Both Y and basket style strainers require isolating the strainers inlet and outlet to physically clean the straining element (thus interrupting the process flow), however there are significant functional differences that, depending upon specific application characteristics, will determine whether a Y or basket style strainer is best style for your application.
Y Strainers
Although Y strainers are applied to liquid applications regularly, they were
initially designed for steam, air and other inert gases to protect downstream
equipment from a “particulate upset condition”; what we mean by that phrase is
that normally particles are not expected, however as piping systems age bits of
pipe scale, gaskets and other materials can become entrained in the process
flow. Y strainers have a “blow down” port for this reason, bits of pipe
scale can be “flushed” from the screen chamber by attaching a valve to this port
and when opened to atmospheric pressure the material within the screen chamber
is “flushed” through the valve.
The key takeaway about the design of a Y strainer is that it is designed to
protect downstream equipment from material that isn’t continuously present in
the process flow. Another way to describe this is that the percentage of
particles to be removed from the process fluid should be relatively low if you
are going to use a Y strainer.
There isn’t anything “wrong” about using a Y strainer for liquid applications;
in-fact Y strainers have some advantages:
•
•
Perhaps the most significant downside of a Y strainer when compared to a basket
strainer is the “open area ratio”. The open area ratio (OAR) is the ratio
of the cross-sectional area of the inlet/outlet port compared to the open area
of the element.
A straining element is either perforated or having a perforated substrate with a
mesh lining for finer retention. Generally speaking, the finer the
retention, the less open area the straining element has; why is this important?

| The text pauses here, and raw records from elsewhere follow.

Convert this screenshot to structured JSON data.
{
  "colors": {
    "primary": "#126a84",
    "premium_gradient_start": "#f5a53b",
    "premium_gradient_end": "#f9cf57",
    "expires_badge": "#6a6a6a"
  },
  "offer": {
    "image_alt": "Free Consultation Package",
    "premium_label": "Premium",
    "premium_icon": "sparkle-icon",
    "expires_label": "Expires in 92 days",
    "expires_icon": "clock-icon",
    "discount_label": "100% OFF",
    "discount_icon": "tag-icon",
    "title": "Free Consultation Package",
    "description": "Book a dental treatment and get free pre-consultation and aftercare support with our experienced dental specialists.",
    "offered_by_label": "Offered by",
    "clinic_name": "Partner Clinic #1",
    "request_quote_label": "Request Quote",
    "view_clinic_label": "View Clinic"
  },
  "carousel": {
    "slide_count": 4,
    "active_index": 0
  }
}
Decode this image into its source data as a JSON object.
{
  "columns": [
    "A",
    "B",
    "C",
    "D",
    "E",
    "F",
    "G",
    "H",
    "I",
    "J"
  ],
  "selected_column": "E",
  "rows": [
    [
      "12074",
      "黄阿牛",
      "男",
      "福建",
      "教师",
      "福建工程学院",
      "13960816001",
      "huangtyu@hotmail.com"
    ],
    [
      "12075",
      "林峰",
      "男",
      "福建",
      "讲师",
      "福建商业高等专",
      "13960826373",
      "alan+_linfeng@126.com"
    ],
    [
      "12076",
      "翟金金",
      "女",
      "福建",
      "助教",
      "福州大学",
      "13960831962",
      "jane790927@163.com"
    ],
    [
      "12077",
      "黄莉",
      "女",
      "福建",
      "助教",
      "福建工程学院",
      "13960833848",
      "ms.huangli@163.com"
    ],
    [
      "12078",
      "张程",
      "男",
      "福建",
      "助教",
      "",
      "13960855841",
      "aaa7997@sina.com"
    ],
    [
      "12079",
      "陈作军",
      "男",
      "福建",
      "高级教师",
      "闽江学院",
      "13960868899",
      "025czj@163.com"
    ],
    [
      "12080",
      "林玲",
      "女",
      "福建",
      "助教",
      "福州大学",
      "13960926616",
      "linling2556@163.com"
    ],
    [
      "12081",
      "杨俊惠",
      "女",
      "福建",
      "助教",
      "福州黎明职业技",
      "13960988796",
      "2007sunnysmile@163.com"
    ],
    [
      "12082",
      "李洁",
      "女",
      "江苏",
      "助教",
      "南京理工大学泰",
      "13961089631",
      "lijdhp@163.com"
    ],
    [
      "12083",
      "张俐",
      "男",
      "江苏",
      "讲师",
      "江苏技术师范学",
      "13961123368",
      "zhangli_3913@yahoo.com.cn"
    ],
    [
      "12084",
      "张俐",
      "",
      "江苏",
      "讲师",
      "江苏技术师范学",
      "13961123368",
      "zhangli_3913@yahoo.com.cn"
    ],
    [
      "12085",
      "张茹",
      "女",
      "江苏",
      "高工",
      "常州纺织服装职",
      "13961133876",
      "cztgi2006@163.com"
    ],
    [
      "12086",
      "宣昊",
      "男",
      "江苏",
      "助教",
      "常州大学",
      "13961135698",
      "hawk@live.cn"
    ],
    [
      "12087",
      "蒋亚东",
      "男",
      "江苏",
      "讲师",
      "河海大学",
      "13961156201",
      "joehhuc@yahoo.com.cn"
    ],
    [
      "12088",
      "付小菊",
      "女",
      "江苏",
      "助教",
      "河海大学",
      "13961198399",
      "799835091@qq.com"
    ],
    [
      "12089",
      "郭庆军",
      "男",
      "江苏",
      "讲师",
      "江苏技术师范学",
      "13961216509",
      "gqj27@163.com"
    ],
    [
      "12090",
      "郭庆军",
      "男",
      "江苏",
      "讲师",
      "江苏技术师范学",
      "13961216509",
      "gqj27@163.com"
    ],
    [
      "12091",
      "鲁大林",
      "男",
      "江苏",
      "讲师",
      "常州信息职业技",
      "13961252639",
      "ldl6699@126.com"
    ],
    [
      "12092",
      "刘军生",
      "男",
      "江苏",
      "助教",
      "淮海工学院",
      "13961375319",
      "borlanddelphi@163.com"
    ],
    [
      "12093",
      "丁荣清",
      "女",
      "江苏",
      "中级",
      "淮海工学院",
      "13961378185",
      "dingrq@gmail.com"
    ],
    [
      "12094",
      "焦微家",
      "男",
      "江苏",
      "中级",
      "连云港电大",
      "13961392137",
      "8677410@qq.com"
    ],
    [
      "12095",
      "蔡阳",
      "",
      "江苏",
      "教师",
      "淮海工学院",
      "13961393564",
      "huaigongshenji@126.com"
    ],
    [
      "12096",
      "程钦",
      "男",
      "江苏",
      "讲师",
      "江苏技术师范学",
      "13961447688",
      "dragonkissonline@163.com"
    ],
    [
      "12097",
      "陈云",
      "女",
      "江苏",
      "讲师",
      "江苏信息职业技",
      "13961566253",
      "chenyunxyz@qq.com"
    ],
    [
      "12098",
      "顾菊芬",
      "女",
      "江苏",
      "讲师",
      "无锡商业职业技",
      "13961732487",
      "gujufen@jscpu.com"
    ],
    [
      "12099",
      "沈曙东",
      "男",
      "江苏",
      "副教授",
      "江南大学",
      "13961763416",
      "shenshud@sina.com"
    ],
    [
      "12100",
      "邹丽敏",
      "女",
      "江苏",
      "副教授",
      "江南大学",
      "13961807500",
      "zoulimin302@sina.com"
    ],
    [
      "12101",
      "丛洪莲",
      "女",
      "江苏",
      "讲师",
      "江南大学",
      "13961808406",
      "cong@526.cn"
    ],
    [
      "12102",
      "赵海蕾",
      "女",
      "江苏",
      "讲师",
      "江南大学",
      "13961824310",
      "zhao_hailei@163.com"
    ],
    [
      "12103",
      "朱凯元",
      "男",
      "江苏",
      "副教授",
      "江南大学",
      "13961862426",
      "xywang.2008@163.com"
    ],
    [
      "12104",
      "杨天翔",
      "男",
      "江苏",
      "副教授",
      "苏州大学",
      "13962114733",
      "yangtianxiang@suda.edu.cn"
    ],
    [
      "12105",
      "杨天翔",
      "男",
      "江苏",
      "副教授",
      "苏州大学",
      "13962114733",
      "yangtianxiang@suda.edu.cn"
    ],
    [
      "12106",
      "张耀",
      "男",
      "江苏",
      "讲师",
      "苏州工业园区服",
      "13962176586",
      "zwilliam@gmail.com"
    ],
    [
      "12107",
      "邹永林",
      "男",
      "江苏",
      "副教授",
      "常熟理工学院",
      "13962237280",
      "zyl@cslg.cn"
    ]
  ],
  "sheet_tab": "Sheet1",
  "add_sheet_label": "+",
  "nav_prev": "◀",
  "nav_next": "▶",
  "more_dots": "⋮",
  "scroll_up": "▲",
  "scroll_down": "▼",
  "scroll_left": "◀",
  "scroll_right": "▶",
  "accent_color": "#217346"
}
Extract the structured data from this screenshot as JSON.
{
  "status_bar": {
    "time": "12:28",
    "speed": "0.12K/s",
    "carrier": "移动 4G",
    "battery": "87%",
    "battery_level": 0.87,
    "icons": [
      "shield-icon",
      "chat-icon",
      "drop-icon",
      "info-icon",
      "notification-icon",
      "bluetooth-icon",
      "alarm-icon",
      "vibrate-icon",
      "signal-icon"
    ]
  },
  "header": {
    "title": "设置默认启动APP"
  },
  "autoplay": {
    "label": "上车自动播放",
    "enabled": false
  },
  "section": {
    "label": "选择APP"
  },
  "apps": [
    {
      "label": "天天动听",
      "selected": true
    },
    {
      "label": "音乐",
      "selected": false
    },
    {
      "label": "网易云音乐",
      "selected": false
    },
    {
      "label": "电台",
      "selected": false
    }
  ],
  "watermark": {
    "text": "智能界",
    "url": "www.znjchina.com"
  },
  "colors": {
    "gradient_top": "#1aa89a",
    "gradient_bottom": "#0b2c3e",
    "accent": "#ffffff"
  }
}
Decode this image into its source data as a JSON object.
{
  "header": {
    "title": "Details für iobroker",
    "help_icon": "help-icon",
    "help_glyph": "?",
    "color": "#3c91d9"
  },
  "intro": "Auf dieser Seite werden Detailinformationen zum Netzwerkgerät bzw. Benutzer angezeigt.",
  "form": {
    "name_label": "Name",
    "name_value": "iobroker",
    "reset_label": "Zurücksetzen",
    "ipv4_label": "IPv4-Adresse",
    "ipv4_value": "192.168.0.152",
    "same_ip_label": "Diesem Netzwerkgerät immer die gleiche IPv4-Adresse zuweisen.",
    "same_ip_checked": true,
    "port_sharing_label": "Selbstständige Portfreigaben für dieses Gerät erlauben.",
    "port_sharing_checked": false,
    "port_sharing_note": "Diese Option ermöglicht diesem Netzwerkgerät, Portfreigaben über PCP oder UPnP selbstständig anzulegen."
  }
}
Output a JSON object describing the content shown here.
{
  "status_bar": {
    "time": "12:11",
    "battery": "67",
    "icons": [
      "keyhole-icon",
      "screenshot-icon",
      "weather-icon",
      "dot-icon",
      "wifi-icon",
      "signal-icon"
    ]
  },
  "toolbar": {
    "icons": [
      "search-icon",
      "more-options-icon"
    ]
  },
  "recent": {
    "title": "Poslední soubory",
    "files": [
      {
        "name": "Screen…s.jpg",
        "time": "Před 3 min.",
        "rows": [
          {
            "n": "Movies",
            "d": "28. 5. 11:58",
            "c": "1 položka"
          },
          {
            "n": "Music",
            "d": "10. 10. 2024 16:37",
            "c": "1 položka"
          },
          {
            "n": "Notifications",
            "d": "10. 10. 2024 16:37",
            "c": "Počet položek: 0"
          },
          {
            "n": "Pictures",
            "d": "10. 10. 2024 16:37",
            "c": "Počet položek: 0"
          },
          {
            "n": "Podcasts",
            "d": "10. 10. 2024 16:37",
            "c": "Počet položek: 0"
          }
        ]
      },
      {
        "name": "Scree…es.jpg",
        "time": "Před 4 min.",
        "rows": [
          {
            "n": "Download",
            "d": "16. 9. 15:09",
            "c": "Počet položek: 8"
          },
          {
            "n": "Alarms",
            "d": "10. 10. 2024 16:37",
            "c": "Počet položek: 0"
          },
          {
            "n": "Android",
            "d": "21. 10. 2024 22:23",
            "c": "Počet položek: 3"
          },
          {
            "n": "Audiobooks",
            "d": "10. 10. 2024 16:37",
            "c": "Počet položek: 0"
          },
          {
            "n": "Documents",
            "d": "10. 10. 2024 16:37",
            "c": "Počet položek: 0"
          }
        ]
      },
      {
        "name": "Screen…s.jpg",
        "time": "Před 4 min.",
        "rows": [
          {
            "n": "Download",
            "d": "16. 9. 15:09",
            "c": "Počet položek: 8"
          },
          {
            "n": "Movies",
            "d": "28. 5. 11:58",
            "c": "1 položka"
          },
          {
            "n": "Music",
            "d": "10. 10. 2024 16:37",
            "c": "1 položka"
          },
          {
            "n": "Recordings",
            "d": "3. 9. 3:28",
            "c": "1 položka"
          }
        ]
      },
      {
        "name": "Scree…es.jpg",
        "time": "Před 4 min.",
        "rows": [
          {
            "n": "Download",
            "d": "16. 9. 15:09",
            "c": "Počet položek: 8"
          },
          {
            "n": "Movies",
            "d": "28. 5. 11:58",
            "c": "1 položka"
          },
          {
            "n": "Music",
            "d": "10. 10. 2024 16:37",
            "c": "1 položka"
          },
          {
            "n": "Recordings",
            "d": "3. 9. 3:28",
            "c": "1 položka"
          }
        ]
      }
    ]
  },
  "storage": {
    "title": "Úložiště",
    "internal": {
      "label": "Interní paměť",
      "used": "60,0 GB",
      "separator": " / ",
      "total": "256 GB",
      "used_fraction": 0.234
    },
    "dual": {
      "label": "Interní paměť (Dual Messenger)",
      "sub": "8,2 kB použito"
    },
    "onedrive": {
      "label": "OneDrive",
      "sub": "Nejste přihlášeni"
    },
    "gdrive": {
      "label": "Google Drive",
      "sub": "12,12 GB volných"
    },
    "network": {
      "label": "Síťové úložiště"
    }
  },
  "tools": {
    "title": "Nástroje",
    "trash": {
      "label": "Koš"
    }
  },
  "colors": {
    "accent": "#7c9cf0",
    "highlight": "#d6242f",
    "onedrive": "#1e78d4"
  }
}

The percentage of open area combined with the flow coefficient (CV)
of the strainer itself (design dependent) will determine the pressure drop
across the strainer for a given flow rate. Generally speaking the higher
the CV, the less of a pressure drop there will be across the strainer
body; the open area of the straining element will determine how much more the
initial differential pressure will increase.
Since Y strainers were not designed to continuously remove particulate, their
design (strainer element chamber and element dimensions) are only designed to
provide straining ratios of 1:1, 2:1 and perhaps in some cases 3:1, meaning at
best the element has 3 times open area compared to the diameter of the
inlet/outlet connection.
Basket Style Strainers
The phrase “Simplex Strainer” has become ubiquitous for basket strainers even
though Y, Tee and other variations are also “simplex” in nature, so for clarity
we’ll refer to them as basket strainers.
Getting back to the OAR aspect, the real differentiator, basket strainers
typically have an OAR of 6:1 and sometimes as high as 8:1; significantly more
than a Y strainer. This is why basket strainers are used for applications
that have a continuous particle load. Thus an application such as
reclaimed cooling tower water, where there’s an expectation of particulates that
need to be removed all the time, is a better fit for a basket strainer than a Y
strainer.
The difference in straining ratios is approximately the difference in frequency
that the straining element will need to be cleaned, thus you would expect to
clean a Y strainer screen that has a 2:1 OAR about 3 times as often as you would
clean a basket strainer having a 6:1 OAR.
In summary, most liquid filtration applications that are either batch processes
or where it’s acceptable to interrupt the flow to clean the straining element
will be best suited for basket strainers due to their higher OAR and physically
larger holding capacity. Y strainer applications are typically for inert
gasses and for liquid applications where the particle loading is very low or
only expected during an upset condition.